There are 10,754 men buried in that one cemetery alone – and one woman. She was 26-year-old Army Staff Nurse Nellie Spindler of Queen Alexandra’s Imperial Military Nursing Service, who was killed that August when the Germans shelled the hospital…

Joan Sharp was shocked to find out that only officers were buried in coffins, and other, lower ranks were wrapped in blankets, remarking that the class system was operating even in death.

But as was commented by the writer, those soldiers are in the best company, as Jesus was also buried wrapped in a cloth.

Something is known of Gunner Cecil’s life in the army, as he wrote home as regularly as he could, and every letter ended with, ‘Hopefully, this war will soon be over.’

His letters are now in the Museum out there.

He was wounded at the battle of Nieuwpoort on July 7, and it took 3 long days to get him the 45 kilometres to the hospital.

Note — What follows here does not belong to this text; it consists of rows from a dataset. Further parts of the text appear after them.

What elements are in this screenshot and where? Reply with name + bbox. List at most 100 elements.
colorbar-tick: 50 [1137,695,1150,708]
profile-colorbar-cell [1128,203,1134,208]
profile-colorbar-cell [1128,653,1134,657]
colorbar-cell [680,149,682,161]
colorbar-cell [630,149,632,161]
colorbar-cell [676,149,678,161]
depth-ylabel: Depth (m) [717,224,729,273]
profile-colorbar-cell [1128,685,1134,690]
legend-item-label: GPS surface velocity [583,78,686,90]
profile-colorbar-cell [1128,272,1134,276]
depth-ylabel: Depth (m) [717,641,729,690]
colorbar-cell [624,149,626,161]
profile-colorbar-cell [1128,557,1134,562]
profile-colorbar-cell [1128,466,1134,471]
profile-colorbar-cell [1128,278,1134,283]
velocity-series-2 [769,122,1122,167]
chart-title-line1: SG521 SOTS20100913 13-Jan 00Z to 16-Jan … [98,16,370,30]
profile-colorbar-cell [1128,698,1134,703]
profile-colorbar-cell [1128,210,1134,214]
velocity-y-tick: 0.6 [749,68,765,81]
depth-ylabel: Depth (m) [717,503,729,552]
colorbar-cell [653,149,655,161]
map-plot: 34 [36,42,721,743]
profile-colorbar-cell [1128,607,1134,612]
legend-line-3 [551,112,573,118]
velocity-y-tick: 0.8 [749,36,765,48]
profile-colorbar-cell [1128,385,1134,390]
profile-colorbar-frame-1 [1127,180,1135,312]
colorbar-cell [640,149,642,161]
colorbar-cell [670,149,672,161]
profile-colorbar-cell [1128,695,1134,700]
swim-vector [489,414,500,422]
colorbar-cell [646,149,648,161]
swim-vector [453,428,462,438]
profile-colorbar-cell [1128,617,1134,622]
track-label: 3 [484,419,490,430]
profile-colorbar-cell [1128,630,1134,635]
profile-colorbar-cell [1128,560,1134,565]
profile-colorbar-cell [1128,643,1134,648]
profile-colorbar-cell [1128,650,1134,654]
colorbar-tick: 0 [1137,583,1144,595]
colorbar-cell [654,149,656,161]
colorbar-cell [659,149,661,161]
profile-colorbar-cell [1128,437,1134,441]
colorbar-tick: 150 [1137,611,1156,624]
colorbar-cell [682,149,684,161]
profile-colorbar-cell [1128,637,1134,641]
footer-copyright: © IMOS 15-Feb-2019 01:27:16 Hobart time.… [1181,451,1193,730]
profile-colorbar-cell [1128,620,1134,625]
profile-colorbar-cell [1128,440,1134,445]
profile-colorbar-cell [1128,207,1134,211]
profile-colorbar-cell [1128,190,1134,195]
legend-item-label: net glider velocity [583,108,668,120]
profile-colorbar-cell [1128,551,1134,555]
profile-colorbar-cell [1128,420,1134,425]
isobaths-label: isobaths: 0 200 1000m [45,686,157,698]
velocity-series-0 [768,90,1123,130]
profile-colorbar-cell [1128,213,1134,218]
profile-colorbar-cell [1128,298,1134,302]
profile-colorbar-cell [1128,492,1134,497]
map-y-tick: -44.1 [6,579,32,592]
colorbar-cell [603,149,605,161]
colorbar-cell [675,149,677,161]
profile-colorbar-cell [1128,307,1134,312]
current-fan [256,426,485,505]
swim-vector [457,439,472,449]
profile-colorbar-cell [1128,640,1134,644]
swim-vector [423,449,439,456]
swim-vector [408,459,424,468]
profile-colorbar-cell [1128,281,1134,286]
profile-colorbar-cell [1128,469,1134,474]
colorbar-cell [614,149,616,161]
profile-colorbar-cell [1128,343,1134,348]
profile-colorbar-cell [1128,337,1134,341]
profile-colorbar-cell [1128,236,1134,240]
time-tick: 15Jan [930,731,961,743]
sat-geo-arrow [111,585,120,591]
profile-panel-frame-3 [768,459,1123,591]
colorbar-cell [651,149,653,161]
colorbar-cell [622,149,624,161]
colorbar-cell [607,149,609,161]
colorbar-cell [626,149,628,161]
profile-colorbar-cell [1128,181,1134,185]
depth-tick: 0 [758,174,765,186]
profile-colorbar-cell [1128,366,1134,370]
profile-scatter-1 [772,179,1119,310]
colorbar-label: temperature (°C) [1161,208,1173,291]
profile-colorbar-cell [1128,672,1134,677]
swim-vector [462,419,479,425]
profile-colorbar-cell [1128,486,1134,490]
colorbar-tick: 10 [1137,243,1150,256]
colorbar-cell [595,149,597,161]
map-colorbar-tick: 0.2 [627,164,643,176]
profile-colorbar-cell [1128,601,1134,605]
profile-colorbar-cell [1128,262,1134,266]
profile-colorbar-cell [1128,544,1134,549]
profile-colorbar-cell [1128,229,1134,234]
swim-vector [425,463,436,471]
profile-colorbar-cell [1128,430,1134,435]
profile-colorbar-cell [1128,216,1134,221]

Tragically, Bill’s Uncle Cecil died on the day he arrived, July 10.

To commemorate the centenary of the Battle of Passchendaele, The Royal British Legion has created a limited edition lapel pin made from the brass shell fuses used in the battle. They have even mixed a little of the soil from the battlefield into the enamel. Joan and Bill Sharp are now the proud owners and have a certificate with Cecil’s name on, to go with it.